Agrandissement : Illustration 1
La boutique n'est éclairée que par les lampadaires de la rue. Fin octobre, la nuit s'étend, déborde sur le matin : il fait frais. Du côté du port, les poissonniers vendent tôt dans leurs grands tabliers en toile cirée blanche. Océane voit les étals illuminés, la glace, les gros poissons. Plus loin, les mâts agglutinés des bateaux. Elle regarde les passants se presser, conduire leurs enfants à l'école, démarrer leur voiture : la vitrine est comme un écran sur lequel la vie des gens est projetée, le même film mais différent tous les jours. Elle aime l'aube et ce moment suspendu, juste avant l'ouverture. Elle n'allume pas et se tient immobile parmi les bouquets serrés les uns contre les autres, qui font des masses d'ombres aux reflets colorés. Elle inspire l'odeur humide des végétaux, leurs parfums mêlés de pourriture et de senteurs sucrées. Mais Océane ne peut rester debout trop longtemps. Elle s’assoit sur le tabouret à sa hauteur que la patronne a commandé spécialement pour elle. Elle prend des forces avant que ça commence : ouvrir la porte, sortir les plantes et les fleurs pour les disposer joliment contre la devanture.

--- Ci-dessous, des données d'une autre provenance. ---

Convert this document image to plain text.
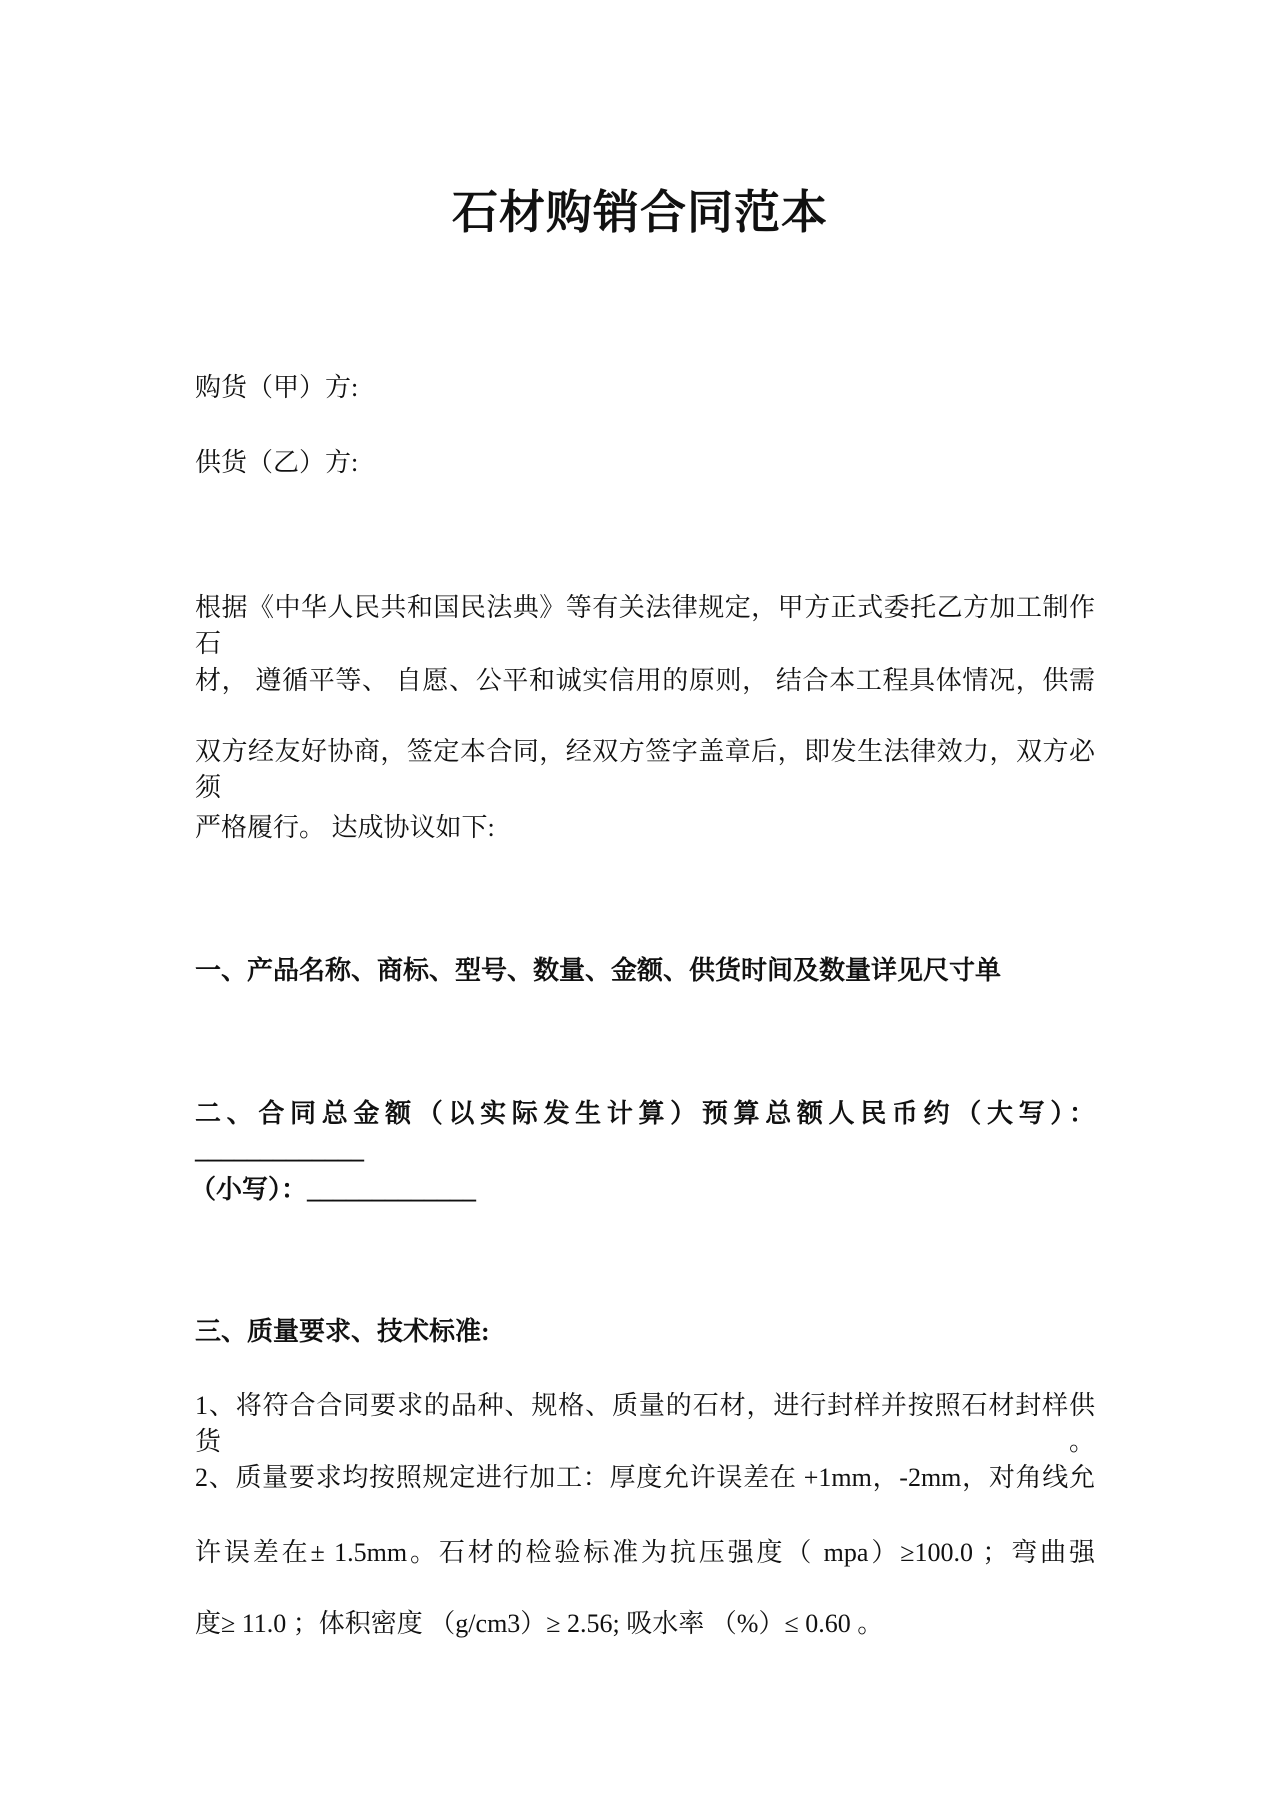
石材购销合同范本
购货（甲）方:
供货（乙）方:
根据《中华人民共和国民法典》等有关法律规定，甲方正式委托乙方加工制作石
材， 遵循平等、 自愿、公平和诚实信用的原则， 结合本工程具体情况，供需
双方经友好协商，签定本合同，经双方签字盖章后，即发生法律效力，双方必须
严格履行。 达成协议如下:
一、产品名称、商标、型号、数量、金额、供货时间及数量详见尺寸单
二、合同总金额（以实际发生计算）预算总额人民币约（大写）：_____________
（小写）：_____________
三、质量要求、技术标准:
1、将符合合同要求的品种、规格、质量的石材，进行封样并按照石材封样供货。
2、质量要求均按照规定进行加工：厚度允许误差在 +1mm，-2mm，对角线允
许误差在± 1.5mm。石材的检验标准为抗压强度（ mpa）≥100.0 ；弯曲强
度≥ 11.0 ；体积密度 （g/cm3）≥ 2.56; 吸水率 （%）≤ 0.60 。
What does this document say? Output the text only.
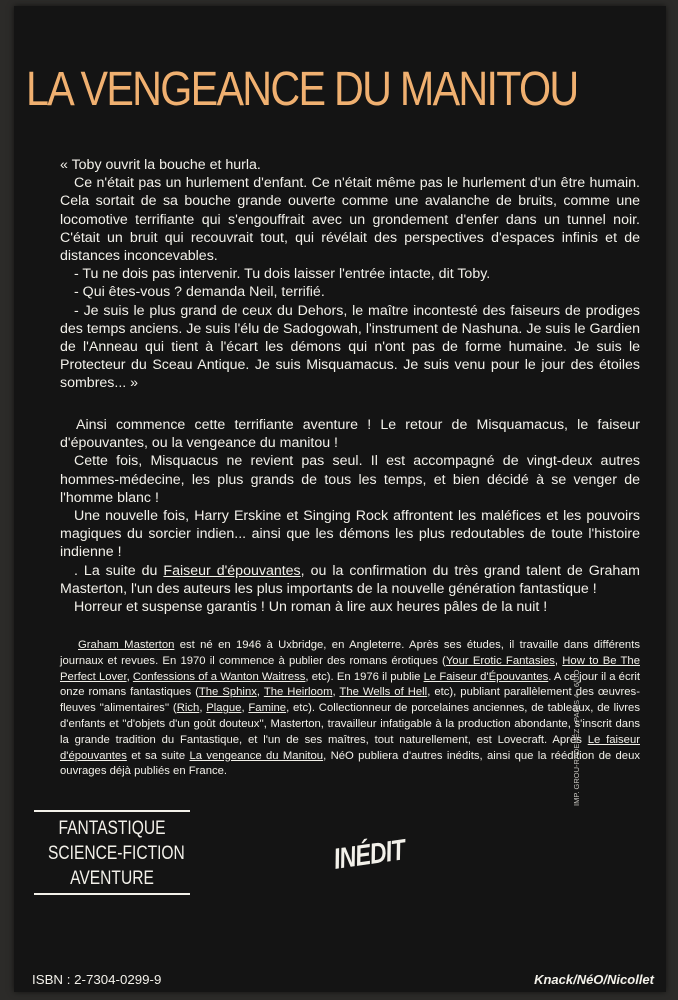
LA VENGEANCE DU MANITOU

« Toby ouvrit la bouche et hurla.

Ce n'était pas un hurlement d'enfant. Ce n'était même pas le hurlement d'un être humain. Cela sortait de sa bouche grande ouverte comme une avalanche de bruits, comme une locomotive terrifiante qui s'engouffrait avec un grondement d'enfer dans un tunnel noir. C'était un bruit qui recouvrait tout, qui révélait des perspectives d'espaces infinis et de distances inconcevables.

- Tu ne dois pas intervenir. Tu dois laisser l'entrée intacte, dit Toby.

- Qui êtes-vous ? demanda Neil, terrifié.

- Je suis le plus grand de ceux du Dehors, le maître incontesté des faiseurs de prodiges des temps anciens. Je suis l'élu de Sadogowah, l'instrument de Nashuna. Je suis le Gardien de l'Anneau qui tient à l'écart les démons qui n'ont pas de forme humaine. Je suis le Protecteur du Sceau Antique. Je suis Misquamacus. Je suis venu pour le jour des étoiles sombres... »

Ainsi commence cette terrifiante aventure ! Le retour de Misquamacus, le faiseur d'épouvantes, ou la vengeance du manitou !

Cette fois, Misquacus ne revient pas seul. Il est accompagné de vingt-deux autres hommes-médecine, les plus grands de tous les temps, et bien décidé à se venger de l'homme blanc !

Une nouvelle fois, Harry Erskine et Singing Rock affrontent les maléfices et les pouvoirs magiques du sorcier indien... ainsi que les démons les plus redoutables de toute l'histoire indienne !

. La suite du Faiseur d'épouvantes, ou la confirmation du très grand talent de Graham Masterton, l'un des auteurs les plus importants de la nouvelle génération fantastique !

Horreur et suspense garantis ! Un roman à lire aux heures pâles de la nuit !

Graham Masterton est né en 1946 à Uxbridge, en Angleterre. Après ses études, il travaille dans différents journaux et revues. En 1970 il commence à publier des romans érotiques (Your Erotic Fantasies, How to Be The Perfect Lover, Confessions of a Wanton Waitress, etc). En 1976 il publie Le Faiseur d'Épouvantes. A ce jour il a écrit onze romans fantastiques (The Sphinx, The Heirloom, The Wells of Hell, etc), publiant parallèlement des œuvres-fleuves ''alimentaires'' (Rich, Plague, Famine, etc). Collectionneur de porcelaines anciennes, de tableaux, de livres d'enfants et ''d'objets d'un goût douteux'', Masterton, travailleur infatigable à la production abondante, s'inscrit dans la grande tradition du Fantastique, et l'un de ses maîtres, tout naturellement, est Lovecraft. Après Le faiseur d'épouvantes et sa suite La vengeance du Manitou, NéO publiera d'autres inédits, ainsi que la réédition de deux ouvrages déjà publiés en France.
FANTASTIQUE
SCIENCE-FICTION
AVENTURE
INÉDIT
IMP. GROU-RADENEZ - PARIS 4 - 6/UO
ISBN : 2-7304-0299-9	Knack/NéO/Nicollet
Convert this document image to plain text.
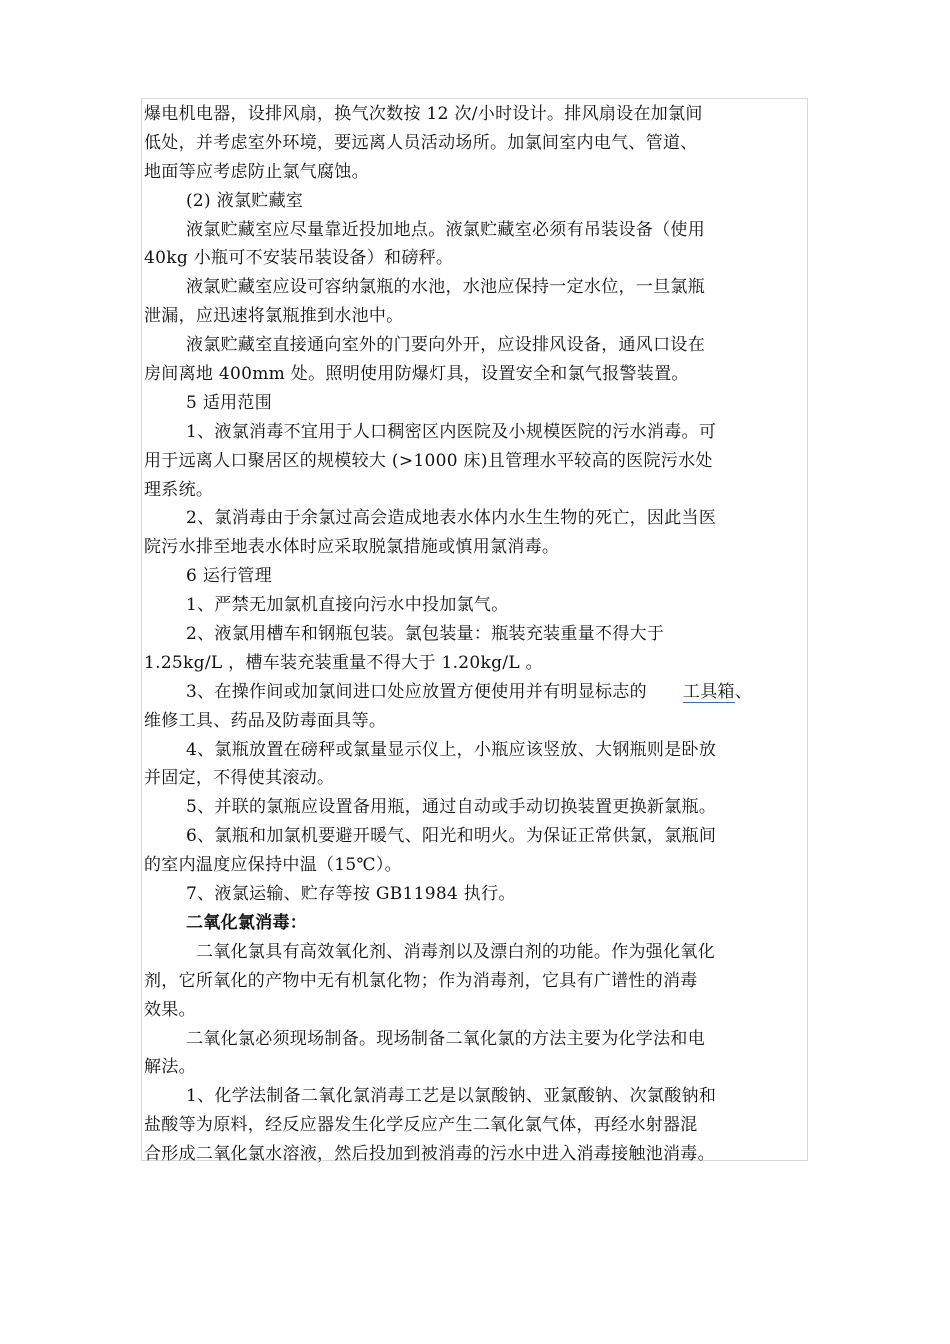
爆电机电器，设排风扇，换气次数按 12 次/小时设计。排风扇设在加氯间
低处，并考虑室外环境，要远离人员活动场所。加氯间室内电气、管道、
地面等应考虑防止氯气腐蚀。
(2) 液氯贮藏室
液氯贮藏室应尽量靠近投加地点。液氯贮藏室必须有吊装设备（使用
40kg 小瓶可不安装吊装设备）和磅秤。
液氯贮藏室应设可容纳氯瓶的水池，水池应保持一定水位，一旦氯瓶
泄漏，应迅速将氯瓶推到水池中。
液氯贮藏室直接通向室外的门要向外开，应设排风设备，通风口设在
房间离地 400mm 处。照明使用防爆灯具，设置安全和氯气报警装置。
5 适用范围
1、液氯消毒不宜用于人口稠密区内医院及小规模医院的污水消毒。可
用于远离人口聚居区的规模较大 (>1000 床)且管理水平较高的医院污水处
理系统。
2、氯消毒由于余氯过高会造成地表水体内水生生物的死亡，因此当医
院污水排至地表水体时应采取脱氯措施或慎用氯消毒。
6 运行管理
1、严禁无加氯机直接向污水中投加氯气。
2、液氯用槽车和钢瓶包装。氯包装量：瓶装充装重量不得大于
1.25kg/L ，槽车装充装重量不得大于 1.20kg/L 。
3、在操作间或加氯间进口处应放置方便使用并有明显标志的 工具箱、
维修工具、药品及防毒面具等。
4、氯瓶放置在磅秤或氯量显示仪上，小瓶应该竖放、大钢瓶则是卧放
并固定，不得使其滚动。
5、并联的氯瓶应设置备用瓶，通过自动或手动切换装置更换新氯瓶。
6、氯瓶和加氯机要避开暖气、阳光和明火。为保证正常供氯，氯瓶间
的室内温度应保持中温（15℃）。
7、液氯运输、贮存等按 GB11984 执行。
二氧化氯消毒：
二氧化氯具有高效氧化剂、消毒剂以及漂白剂的功能。作为强化氧化
剂，它所氧化的产物中无有机氯化物；作为消毒剂，它具有广谱性的消毒
效果。
二氧化氯必须现场制备。现场制备二氧化氯的方法主要为化学法和电
解法。
1、化学法制备二氧化氯消毒工艺是以氯酸钠、亚氯酸钠、次氯酸钠和
盐酸等为原料，经反应器发生化学反应产生二氧化氯气体，再经水射器混
合形成二氧化氯水溶液，然后投加到被消毒的污水中进入消毒接触池消毒。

Quand elle s'est réveillée à l'hôpital et qu'on lui a appris qu'elle vivrait dorénavant sur une jambe mais qu'il existait aujourd'hui des prothèses fantastiques pour appareiller le membre amputé, elle n'a pas réalisé tout de suite. Donc, elle était vivante, c'est à cela qu'elle a pensé : sa vie continuait. Elle se souvenait de cette petite route à travers la campagne, qu'elle connaît trop bien, des lacets bordés de haies épineuses et d'arbres feuillus, jamais très hauts. Tout ce vert qui sent si bon après la pluie. Le bitume était luisant et elle roulait trop vite, juste un peu trop vite, sur la mobylette qui tient mal la route. Elle n'a pas vu la voiture arriver. Elle se rappelle du choc et puis plus rien. Vivante oui, mais la jambe droite écrasée, fichue. Un corps qui n'est plus tout à fait le sien.
Océane a fait sa rentrée en retard. Elle avait peur que la patronne ne veuille plus d'elle : une apprentie cassée, handicapée à vie. La fleuriste a hésité mais, puisque la jeune femme désirait tant faire ce métier, elle était d'accord pour un essai, puis elle l'a gardée. Le ciel s'est éclairci quand tinte le grelot fixé à la porte vitrée qu'Océane cale à l'aide d'une pièce de bois. Elle tire les chariots de chrysanthèmes et d'hellébores, les cyclamens, les azalées, le présentoir des fleurs coupées et les dispose sur le trottoir : les glaïeuls et les lys derrière. Elle contemple les bruyères en fleur qui lui rappellent un beau poème et l'une de ses réussites scolaires : la récitation. Le vent venu de la mer apporte avec lui le sel et les cris des mouettes. Il va faire beau.
Océane sursaute. La camionnette klaxonne puis stoppe en double file. Rémi fait claquer la portière, ouvre à l'arrière, porte les cartons qu'il va poser à l'intérieur. Je crois bien que toutes ces roses sont pour toi! Rémi sourit à Océane qui signe le bon de livraison sur la tablette qu'il lui tend. Elle se sent légère quand c'est Rémi qui livre, mais il n'est pas toujours là. Je suis le livreur aux semelles de vent, lui a dit Rémi qui aime le surf et ne travaille que pour partir. Rémi, si libre sur ses semelles de vent, songe Océane qui voudrait tant qu'il reste un peu ; mais la camionnette déjà s'éloigne.
Océane s'installe sur le tabouret et se saisit de l'épinoir. Quand la patronne arrivera, le boulot sera bien fait. Elle prend délicatement la première rose par la tige et se cabre, se débat par la pensée : surtout ne pas laisser grandir la douleur fantôme, ce couteau acéré planté dans la chair de sa jambe disparue. Elle imagine qu'elle part avec Rémi. Il lui a dit qu'un jour il l'emmènerait se promener dans les si beaux jardins de l'Angleterre, et il regardait vers le large.